To explain this point, I will present an example from the real world.

Real-world Example

Suppose we had data on the voting behavior, income level, and age for 10,000 people in Los Angeles, CA. We want to group these people into clusters based on similarities of these attributes. Without looking at the unlabeled data set, we think there should be three clusters (Republican, Democrat, and Independent). We decide to run k-means on the data set and select k=3.

Here is the unlabeled data set:

Here are the results after running k-means:

The algorithm has defined three clusters, each with its own centroid.

What is the problem with this solution? The problem is that our solution is stuck in local minima. It is obvious to the human eye that there are two clusters not three (blue = Democrats and red/green = Republicans). The red and green dots are really a single group. However, since k-means is a local search procedure, it optimizes locally.

We could run k-means 10,000 times, and the centroids would not move. The real centroid for those green and red points is somewhere between the green and red dots. However, k-means doesn’t know that. It just cares about finding the optimal local solution.

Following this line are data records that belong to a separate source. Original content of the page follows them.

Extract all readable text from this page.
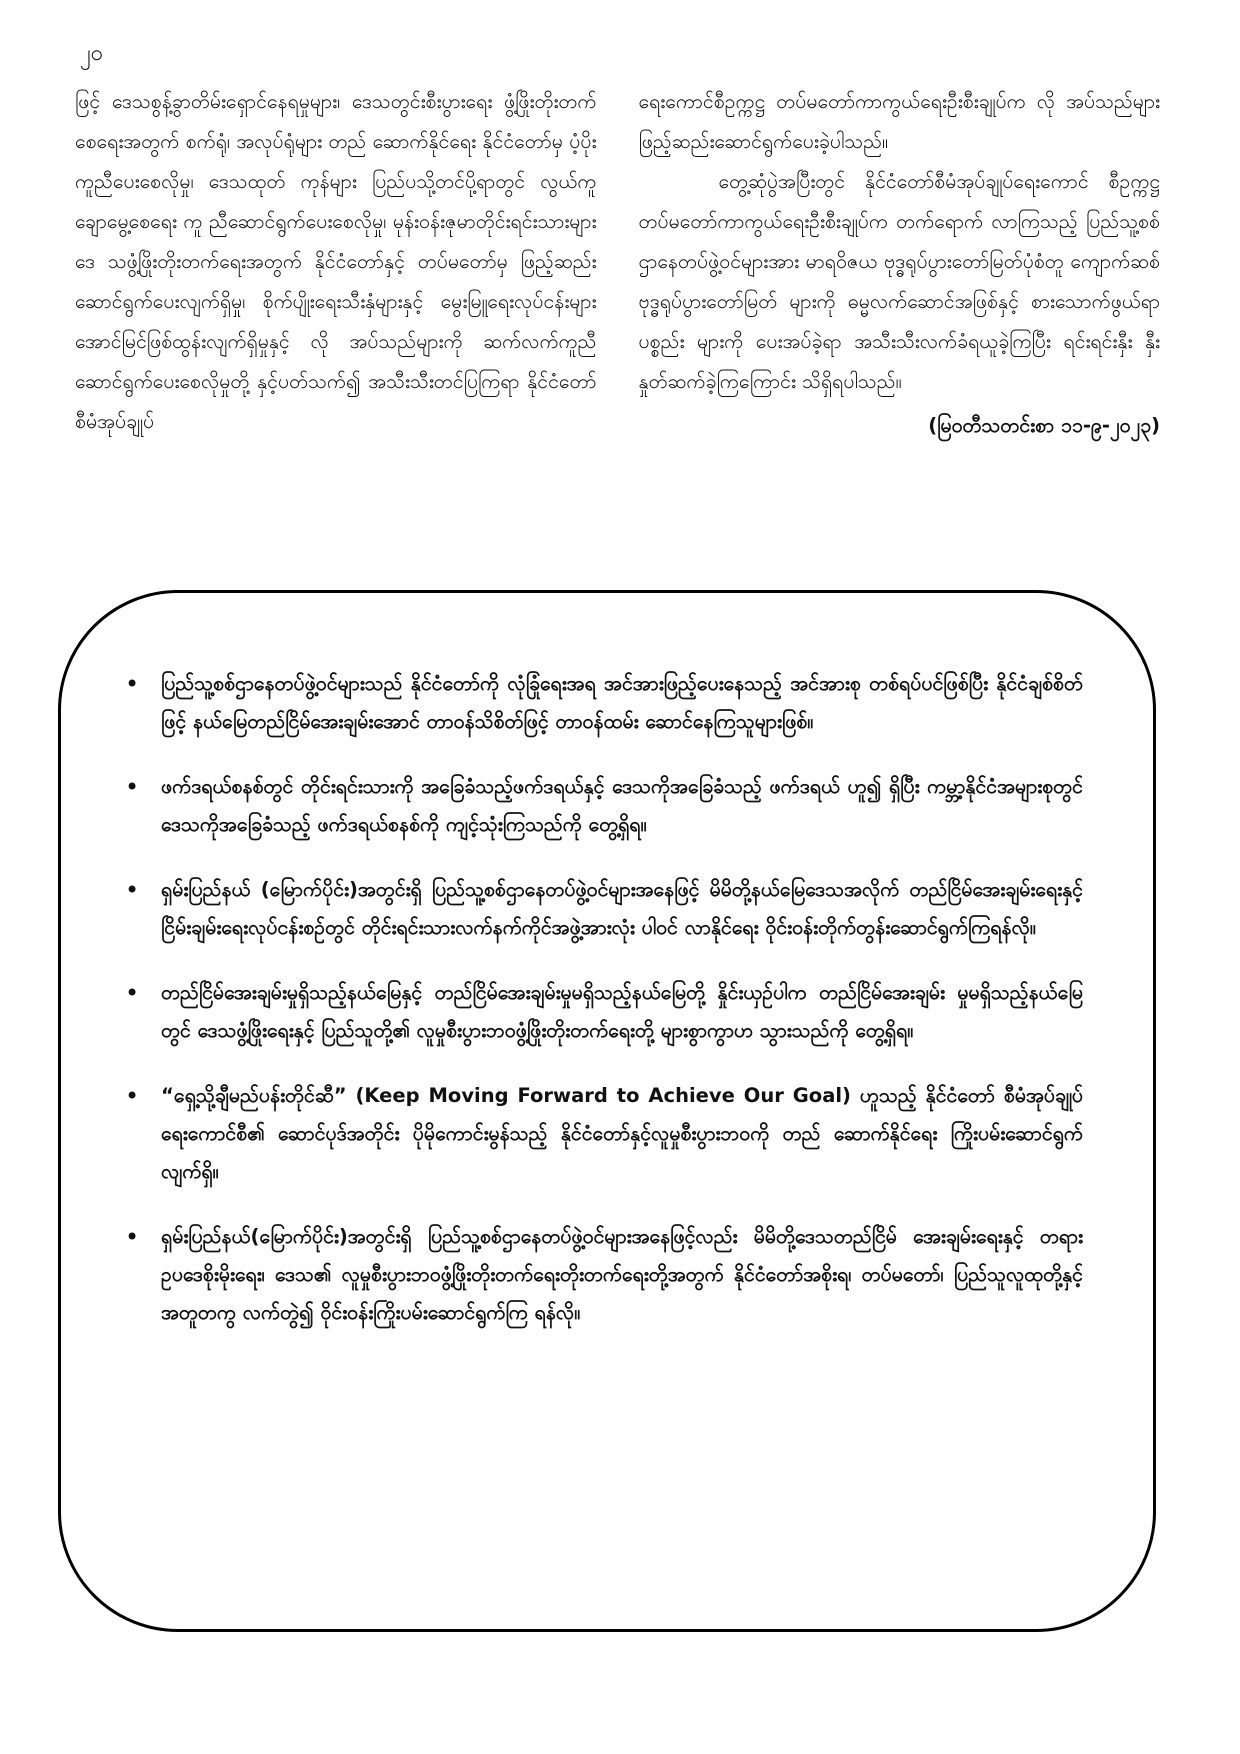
၂၀

ဖြင့် ဒေသစွန့်ခွာတိမ်းရှောင်နေရမှုများ၊ ဒေသတွင်းစီးပွားရေး ဖွံ့ဖြိုးတိုးတက်စေရေးအတွက် စက်ရုံ၊ အလုပ်ရုံများ တည် ဆောက်နိုင်ရေး နိုင်ငံတော်မှ ပံ့ပိုးကူညီပေးစေလိုမှု၊ ဒေသထုတ် ကုန်များ ပြည်ပသို့တင်ပို့ရာတွင် လွယ်ကူချောမွေ့စေရေး ကူ ညီဆောင်ရွက်ပေးစေလိုမှု၊ မုန်းဝန်းဇုမာတိုင်းရင်းသားများဒေ သဖွံ့ဖြိုးတိုးတက်ရေးအတွက် နိုင်ငံတော်နှင့် တပ်မတော်မှ ဖြည့်ဆည်းဆောင်ရွက်ပေးလျက်ရှိမှု၊ စိုက်ပျိုးရေးသီးနှံများနှင့် မွေးမြူရေးလုပ်ငန်းများ အောင်မြင်ဖြစ်ထွန်းလျက်ရှိမှုနှင့် လို အပ်သည်များကို ဆက်လက်ကူညီဆောင်ရွက်ပေးစေလိုမှုတို့ နှင့်ပတ်သက်၍ အသီးသီးတင်ပြကြရာ နိုင်ငံတော်စီမံအုပ်ချုပ်

ရေးကောင်စီဥက္ကဋ္ဌ တပ်မတော်ကာကွယ်ရေးဦးစီးချုပ်က လို အပ်သည်များ ဖြည့်ဆည်းဆောင်ရွက်ပေးခဲ့ပါသည်။

တွေ့ဆုံပွဲအပြီးတွင် နိုင်ငံတော်စီမံအုပ်ချုပ်ရေးကောင် စီဥက္ကဋ္ဌ တပ်မတော်ကာကွယ်ရေးဦးစီးချုပ်က တက်ရောက် လာကြသည့် ပြည်သူ့စစ်ဌာနေတပ်ဖွဲ့ဝင်များအား မာရဝိဇယ ဗုဒ္ဓရုပ်ပွားတော်မြတ်ပုံစံတူ ကျောက်ဆစ်ဗုဒ္ဓရုပ်ပွားတော်မြတ် များကို ဓမ္မလက်ဆောင်အဖြစ်နှင့် စားသောက်ဖွယ်ရာပစ္စည်း များကို ပေးအပ်ခဲ့ရာ အသီးသီးလက်ခံရယူခဲ့ကြပြီး ရင်းရင်းနှီး နှီး နှုတ်ဆက်ခဲ့ကြကြောင်း သိရှိရပါသည်။

(မြဝတီသတင်းစာ ၁၁-၉-၂၀၂၃)
• ပြည်သူ့စစ်ဌာနေတပ်ဖွဲ့ဝင်များသည် နိုင်ငံတော်ကို လုံခြုံရေးအရ အင်အားဖြည့်ပေးနေသည့် အင်အားစု တစ်ရပ်ပင်ဖြစ်ပြီး နိုင်ငံချစ်စိတ်ဖြင့် နယ်မြေတည်ငြိမ်အေးချမ်းအောင် တာဝန်သိစိတ်ဖြင့် တာဝန်ထမ်း ဆောင်နေကြသူများဖြစ်။
• ဖက်ဒရယ်စနစ်တွင် တိုင်းရင်းသားကို အခြေခံသည့်ဖက်ဒရယ်နှင့် ဒေသကိုအခြေခံသည့် ဖက်ဒရယ် ဟူ၍ ရှိပြီး ကမ္ဘာ့နိုင်ငံအများစုတွင် ဒေသကိုအခြေခံသည့် ဖက်ဒရယ်စနစ်ကို ကျင့်သုံးကြသည်ကို တွေ့ရှိရ။
• ရှမ်းပြည်နယ် (မြောက်ပိုင်း)အတွင်းရှိ ပြည်သူ့စစ်ဌာနေတပ်ဖွဲ့ဝင်များအနေဖြင့် မိမိတို့နယ်မြေဒေသအလိုက် တည်ငြိမ်အေးချမ်းရေးနှင့် ငြိမ်းချမ်းရေးလုပ်ငန်းစဉ်တွင် တိုင်းရင်းသားလက်နက်ကိုင်အဖွဲ့အားလုံး ပါဝင် လာနိုင်ရေး ဝိုင်းဝန်းတိုက်တွန်းဆောင်ရွက်ကြရန်လို။
• တည်ငြိမ်အေးချမ်းမှုရှိသည့်နယ်မြေနှင့် တည်ငြိမ်အေးချမ်းမှုမရှိသည့်နယ်မြေတို့ နှိုင်းယှဉ်ပါက တည်ငြိမ်အေးချမ်း မှုမရှိသည့်နယ်မြေတွင် ဒေသဖွံ့ဖြိုးရေးနှင့် ပြည်သူတို့၏ လူမှုစီးပွားဘဝဖွံ့ဖြိုးတိုးတက်ရေးတို့ များစွာကွာဟ သွားသည်ကို တွေ့ရှိရ။
• “ရှေ့သို့ချီမည်ပန်းတိုင်ဆီ” (Keep Moving Forward to Achieve Our Goal) ဟူသည့် နိုင်ငံတော် စီမံအုပ်ချုပ်ရေးကောင်စီ၏ ဆောင်ပုဒ်အတိုင်း ပိုမိုကောင်းမွန်သည့် နိုင်ငံတော်နှင့်လူမှုစီးပွားဘဝကို တည် ဆောက်နိုင်ရေး ကြိုးပမ်းဆောင်ရွက်လျက်ရှိ။
• ရှမ်းပြည်နယ်(မြောက်ပိုင်း)အတွင်းရှိ ပြည်သူ့စစ်ဌာနေတပ်ဖွဲ့ဝင်များအနေဖြင့်လည်း မိမိတို့ဒေသတည်ငြိမ် အေးချမ်းရေးနှင့် တရားဥပဒေစိုးမိုးရေး၊ ဒေသ၏ လူမှုစီးပွားဘဝဖွံ့ဖြိုးတိုးတက်ရေးတိုးတက်ရေးတို့အတွက် နိုင်ငံတော်အစိုးရ၊ တပ်မတော်၊ ပြည်သူလူထုတို့နှင့်အတူတကွ လက်တွဲ၍ ဝိုင်းဝန်းကြိုးပမ်းဆောင်ရွက်ကြ ရန်လို။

Globally, we can see k-means gave us incorrect clustering because it was so focused on what was good in the neighborhoods and could not see the big picture. An analogy is this graph below:

Since k-means is so sensitive to the initial choice of centroids as well as the value for k, it helps to have some prior knowledge of the data set, This knowledge will be invaluable to making sure the results of k-means make sense in the context of the problem.

Would local searching still be a potential issue if we had chosen k=2 in this case?

Yep! It would still be an issue depending on the choice of initial centroids. As I mentioned earlier, k-means is sensitive to the initial choice of centroids as well as the value for k. Choose bad starting centroids that gets the algorithm stuck in bad local optima, and you could run k-means 10,000 times, and the centroids would not budge.